Saved by a protest, a petition and two eager newcomers this past summer, Penn Book Center has officially been rebranded. The new name: People’s Books & Culture.
That’s just one of several changes the 57-year-old independent bookshop is undergoing after being sold to new owners this summer.
Matthew Duques, who now owns PBC with his wife Diana Bellonby and acquired the store from the previous owners Michael Row and wife Ashley Montague, said they chose the name from a crowdsourced poll.
“We had all kinds of interesting answers,” Duques told Billy Penn. Some of the potential name options were Muse City Books, 34 West Books and Free Verse Books. But keeping the PBC initials was central to the store’s branding and community name recognition.
Someone proposed People’s Book Center. Duques and Bellonby liked it, with one little tweak.
“We tend to think that when the people come together and talk about books, share their ideas about books and share the stuff that they’ve written with each other,” Duques said, “it inevitably creates some kind of culture.”
Along with the name change, the indie bookshop is getting a facelift. The long-standing carpet is out, to be replaced most likely by wood-look tile flooring and scattered area rugs. The upstairs bookshelves will be rearranged to create classroom and reading club space. PBC will fulfil online orders and deliveries, but close the physical space during the estimated three-week renovation in January.
Enhanced in-store programming is already underway.
Take the mid-November event PBC hosted, a conversation between queer Latinx authors Jaquira Díaz and locally-based Carmen Machado. That sold out program packed the building’s meeting space and was the first event the store ever livestreamed on Instagram.
Strengthening PBC’s reach within and outside of the Penn community while separating the store’s identity from Penn’s official bookstore is among Duques’ and Bellonby’s top priorities.
“I think the event I did with Jaquira Diaz was a great sign of things to come,” Machado said. “It reflected the level of excitement and enthusiasm that folks in West Philly (and Philadelphia in general) have for literary and cultural programming.”
Keeping the PBC acronym also means something to the bookstore’s existing base, said Chi-ming Yang, an English prof at Penn. Yang organized a spring protest to help galvanize support for the financially flailing literary hub.
“They came up with a really creative solution in People’s Books and Culture where it’s still PBC,” Yang said. She added the store’s new name is, “opening itself up to more than Penn with calling it People’s,” and, “paying homage to all the people who came out to save that store.”
And that was a lot of people.
More than 5,000 supporters signed a petition to keep the store open before Duques and Bellonby acquired it.

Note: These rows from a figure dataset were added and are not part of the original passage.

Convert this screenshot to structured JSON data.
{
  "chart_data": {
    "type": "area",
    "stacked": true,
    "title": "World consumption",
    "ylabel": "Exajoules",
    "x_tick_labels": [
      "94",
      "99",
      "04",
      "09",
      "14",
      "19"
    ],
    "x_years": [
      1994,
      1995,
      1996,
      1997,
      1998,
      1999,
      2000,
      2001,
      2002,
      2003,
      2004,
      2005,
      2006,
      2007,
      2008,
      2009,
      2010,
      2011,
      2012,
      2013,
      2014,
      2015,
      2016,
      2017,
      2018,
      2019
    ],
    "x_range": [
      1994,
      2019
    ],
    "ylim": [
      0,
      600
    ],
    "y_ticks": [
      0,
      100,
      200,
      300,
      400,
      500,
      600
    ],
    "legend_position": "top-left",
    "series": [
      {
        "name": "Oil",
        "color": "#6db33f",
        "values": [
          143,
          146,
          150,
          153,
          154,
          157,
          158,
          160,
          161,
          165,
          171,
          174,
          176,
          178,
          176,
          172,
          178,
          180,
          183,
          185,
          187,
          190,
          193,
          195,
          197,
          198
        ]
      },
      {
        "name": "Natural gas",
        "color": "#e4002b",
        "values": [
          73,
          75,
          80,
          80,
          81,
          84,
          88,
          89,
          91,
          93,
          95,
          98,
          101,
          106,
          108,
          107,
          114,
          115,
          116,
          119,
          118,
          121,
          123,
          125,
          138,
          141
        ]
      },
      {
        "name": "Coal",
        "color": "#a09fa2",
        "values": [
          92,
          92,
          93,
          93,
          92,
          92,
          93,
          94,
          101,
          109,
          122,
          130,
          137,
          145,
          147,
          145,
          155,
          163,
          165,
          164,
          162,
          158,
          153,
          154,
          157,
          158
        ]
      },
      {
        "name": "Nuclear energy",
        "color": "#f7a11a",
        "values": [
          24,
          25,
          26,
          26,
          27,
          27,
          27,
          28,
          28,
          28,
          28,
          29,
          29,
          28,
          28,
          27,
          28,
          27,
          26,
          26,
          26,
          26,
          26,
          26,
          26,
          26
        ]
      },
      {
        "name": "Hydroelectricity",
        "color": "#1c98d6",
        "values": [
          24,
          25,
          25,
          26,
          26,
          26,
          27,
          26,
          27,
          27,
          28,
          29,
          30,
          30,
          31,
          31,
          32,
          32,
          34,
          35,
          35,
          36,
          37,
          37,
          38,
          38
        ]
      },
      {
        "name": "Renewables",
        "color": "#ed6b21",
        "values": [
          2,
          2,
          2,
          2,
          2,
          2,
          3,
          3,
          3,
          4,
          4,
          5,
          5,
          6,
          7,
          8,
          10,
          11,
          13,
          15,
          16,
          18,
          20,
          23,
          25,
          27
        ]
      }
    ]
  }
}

Supporters are showing out with their dollars this holiday season, too. After a day of “terrific” sales, Duques projected gift shopping will bolster PBC revenue in the next two weeks before Penn lets out for winter break.
PBC plans to launch more programming in the spring and kick off a year-long children’s book series beginning in late winter, Duques said.
“They have been so inviting of feedback from the community all along the way since they took over,” Yang, who had just visited the shop on Tuesday, said. “[Matthew] was really interested in people’s ideas with how to make the store more accessible, especially to the student community.”
Of the importance PBC maintains in the local literary community, Yang said indie bookstores yield the person-to-person connection consumers crave.
“They’re never going to be a Barnes and Noble or Amazon but I think they raise the question of ‘convenience at what cost?’” Yang said. “I think the cost often is alienation.
“And to me the idea of community, and also anti-corporate community, is what I value about the bookstore.”